Last night I discussed the news on Fox News “Special Report” with Bret Baier. Update: here’s a link.

“There is no longer any valid basis for the current salt guidelines”

The federal government officially recommends salt intake drastically lower than what most Americans consume — 2,300 milligrams a day compared with 3,500. Yet a vocal body of scientific critics say not only are such drastic reductions unneeded for those without specific risk factors such as high blood pressure, but cutting salt intake below 3,000 milligrams can pose its own health risks. [Washington Post]

Salt: better regulate fast before the panic subsides?

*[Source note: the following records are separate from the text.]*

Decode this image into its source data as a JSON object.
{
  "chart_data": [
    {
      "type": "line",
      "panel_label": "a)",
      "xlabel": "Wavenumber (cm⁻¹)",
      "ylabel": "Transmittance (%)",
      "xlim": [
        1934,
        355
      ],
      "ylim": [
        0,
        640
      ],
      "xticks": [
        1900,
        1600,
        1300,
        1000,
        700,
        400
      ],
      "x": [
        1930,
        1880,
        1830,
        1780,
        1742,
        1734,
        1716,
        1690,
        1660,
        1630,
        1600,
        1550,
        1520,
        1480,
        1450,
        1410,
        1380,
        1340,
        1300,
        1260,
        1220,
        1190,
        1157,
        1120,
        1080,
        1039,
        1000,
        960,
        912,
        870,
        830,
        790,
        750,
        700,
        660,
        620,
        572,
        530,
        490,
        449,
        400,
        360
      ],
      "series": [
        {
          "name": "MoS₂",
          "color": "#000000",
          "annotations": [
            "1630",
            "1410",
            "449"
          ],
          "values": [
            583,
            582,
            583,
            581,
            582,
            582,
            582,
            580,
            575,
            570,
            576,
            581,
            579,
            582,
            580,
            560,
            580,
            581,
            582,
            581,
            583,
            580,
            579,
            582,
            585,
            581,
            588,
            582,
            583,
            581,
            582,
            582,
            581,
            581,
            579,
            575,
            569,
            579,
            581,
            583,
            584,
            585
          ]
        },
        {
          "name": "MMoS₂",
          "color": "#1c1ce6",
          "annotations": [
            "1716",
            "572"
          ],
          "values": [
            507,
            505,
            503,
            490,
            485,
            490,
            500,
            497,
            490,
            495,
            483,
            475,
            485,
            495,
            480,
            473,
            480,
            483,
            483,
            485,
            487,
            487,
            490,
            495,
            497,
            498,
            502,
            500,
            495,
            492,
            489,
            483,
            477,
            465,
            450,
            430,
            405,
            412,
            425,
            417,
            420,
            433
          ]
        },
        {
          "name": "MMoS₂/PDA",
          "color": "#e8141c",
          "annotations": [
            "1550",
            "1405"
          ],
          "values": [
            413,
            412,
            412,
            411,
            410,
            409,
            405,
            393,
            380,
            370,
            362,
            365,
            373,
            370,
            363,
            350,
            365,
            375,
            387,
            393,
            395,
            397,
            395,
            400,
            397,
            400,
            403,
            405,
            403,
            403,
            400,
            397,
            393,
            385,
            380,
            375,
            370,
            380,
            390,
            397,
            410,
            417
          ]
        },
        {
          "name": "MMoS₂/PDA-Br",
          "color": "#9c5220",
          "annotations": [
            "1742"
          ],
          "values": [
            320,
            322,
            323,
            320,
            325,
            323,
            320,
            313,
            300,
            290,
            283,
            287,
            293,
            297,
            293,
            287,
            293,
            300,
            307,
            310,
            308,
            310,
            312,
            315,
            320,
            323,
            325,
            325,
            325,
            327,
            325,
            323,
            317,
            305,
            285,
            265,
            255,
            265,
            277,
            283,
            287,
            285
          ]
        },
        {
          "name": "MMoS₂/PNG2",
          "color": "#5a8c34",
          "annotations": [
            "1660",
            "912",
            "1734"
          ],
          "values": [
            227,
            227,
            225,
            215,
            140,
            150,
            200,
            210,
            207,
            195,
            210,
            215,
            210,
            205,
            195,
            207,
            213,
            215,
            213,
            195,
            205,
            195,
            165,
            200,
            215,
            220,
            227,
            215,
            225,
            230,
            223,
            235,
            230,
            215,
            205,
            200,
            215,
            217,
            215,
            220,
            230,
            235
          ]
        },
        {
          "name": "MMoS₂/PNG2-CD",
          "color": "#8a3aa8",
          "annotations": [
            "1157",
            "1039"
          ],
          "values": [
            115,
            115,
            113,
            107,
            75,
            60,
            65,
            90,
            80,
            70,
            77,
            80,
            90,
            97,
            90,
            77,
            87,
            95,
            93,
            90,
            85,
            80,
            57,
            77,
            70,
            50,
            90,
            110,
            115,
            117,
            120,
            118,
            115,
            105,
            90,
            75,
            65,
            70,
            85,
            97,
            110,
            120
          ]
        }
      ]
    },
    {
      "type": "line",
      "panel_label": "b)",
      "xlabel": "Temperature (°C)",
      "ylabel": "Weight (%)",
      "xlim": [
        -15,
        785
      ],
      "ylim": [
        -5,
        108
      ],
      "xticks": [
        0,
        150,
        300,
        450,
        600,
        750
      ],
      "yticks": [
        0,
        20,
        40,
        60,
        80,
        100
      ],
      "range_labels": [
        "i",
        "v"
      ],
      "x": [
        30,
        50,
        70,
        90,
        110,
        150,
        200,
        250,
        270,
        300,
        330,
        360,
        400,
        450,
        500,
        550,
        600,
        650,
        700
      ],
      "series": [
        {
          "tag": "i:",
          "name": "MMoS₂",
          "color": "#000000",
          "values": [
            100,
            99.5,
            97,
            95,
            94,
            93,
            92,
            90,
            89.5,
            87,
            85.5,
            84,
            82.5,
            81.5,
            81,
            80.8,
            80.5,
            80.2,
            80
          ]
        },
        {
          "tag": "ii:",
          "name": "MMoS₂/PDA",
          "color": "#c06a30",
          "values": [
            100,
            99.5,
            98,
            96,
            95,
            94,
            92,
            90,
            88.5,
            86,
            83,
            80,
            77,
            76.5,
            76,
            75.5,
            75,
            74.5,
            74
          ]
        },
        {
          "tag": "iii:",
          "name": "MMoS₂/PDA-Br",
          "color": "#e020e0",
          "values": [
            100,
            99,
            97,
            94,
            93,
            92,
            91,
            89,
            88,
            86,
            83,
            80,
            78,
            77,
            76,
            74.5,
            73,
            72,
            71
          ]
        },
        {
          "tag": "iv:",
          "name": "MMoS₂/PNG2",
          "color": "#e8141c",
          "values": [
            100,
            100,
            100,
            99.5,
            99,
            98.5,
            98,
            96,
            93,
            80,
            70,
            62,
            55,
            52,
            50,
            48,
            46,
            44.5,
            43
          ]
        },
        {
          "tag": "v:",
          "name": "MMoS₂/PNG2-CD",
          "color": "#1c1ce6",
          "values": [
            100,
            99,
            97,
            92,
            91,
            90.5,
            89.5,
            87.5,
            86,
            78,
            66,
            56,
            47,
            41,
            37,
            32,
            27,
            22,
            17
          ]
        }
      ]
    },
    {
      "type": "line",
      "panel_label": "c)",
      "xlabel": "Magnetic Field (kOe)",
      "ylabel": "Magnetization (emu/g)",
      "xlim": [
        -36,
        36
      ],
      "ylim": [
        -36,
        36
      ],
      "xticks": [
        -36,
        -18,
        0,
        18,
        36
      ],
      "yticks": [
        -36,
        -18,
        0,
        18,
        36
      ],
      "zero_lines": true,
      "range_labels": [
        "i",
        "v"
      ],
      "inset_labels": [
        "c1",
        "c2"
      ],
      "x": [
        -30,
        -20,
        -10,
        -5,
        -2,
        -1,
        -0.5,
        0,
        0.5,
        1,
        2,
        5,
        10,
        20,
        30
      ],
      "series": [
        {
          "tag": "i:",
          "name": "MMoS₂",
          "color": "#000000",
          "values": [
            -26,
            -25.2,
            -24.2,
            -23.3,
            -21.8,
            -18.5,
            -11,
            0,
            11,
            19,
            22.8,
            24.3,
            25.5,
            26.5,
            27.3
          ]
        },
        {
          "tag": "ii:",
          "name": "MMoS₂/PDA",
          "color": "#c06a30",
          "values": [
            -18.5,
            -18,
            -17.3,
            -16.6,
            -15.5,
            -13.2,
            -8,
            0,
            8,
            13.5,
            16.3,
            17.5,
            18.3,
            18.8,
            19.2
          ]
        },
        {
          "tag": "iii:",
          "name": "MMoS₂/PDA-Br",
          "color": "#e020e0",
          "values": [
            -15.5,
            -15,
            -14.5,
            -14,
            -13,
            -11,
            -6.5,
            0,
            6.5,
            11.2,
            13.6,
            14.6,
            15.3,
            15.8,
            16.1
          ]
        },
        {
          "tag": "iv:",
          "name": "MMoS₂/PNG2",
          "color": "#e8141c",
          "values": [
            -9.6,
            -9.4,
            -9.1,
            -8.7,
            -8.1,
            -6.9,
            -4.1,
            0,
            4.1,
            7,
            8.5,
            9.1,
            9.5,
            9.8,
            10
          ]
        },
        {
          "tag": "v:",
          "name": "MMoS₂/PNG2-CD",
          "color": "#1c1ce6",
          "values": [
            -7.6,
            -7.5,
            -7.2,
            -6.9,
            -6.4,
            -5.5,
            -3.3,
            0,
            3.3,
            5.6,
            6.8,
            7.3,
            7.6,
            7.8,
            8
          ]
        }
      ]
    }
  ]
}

Even as the FDA prepares ambitious new rules pressuring food makers to reduce the amount of salt in their wares — recipe regulation, as we’ve called it — a new study questions whether most people in Western countries really need to cut salt after all. The study, led by Dr. Salim Yusuf of McMaster University, finds evidence consistent with sodium being a health risk for person with hypertension and those with the highest salt intake, but also suggests that most of the population is in the optimal zone for salt intake and that adding potassium-rich fruits and vegetables to the diet may be a superior way for many to fend off bad effects from sodium. The study ran jointly in the New England Journal of Medicine with a second which lays more emphasis on hazards of salt intake. [Yahoo News] More: Just One Minute, ACSH.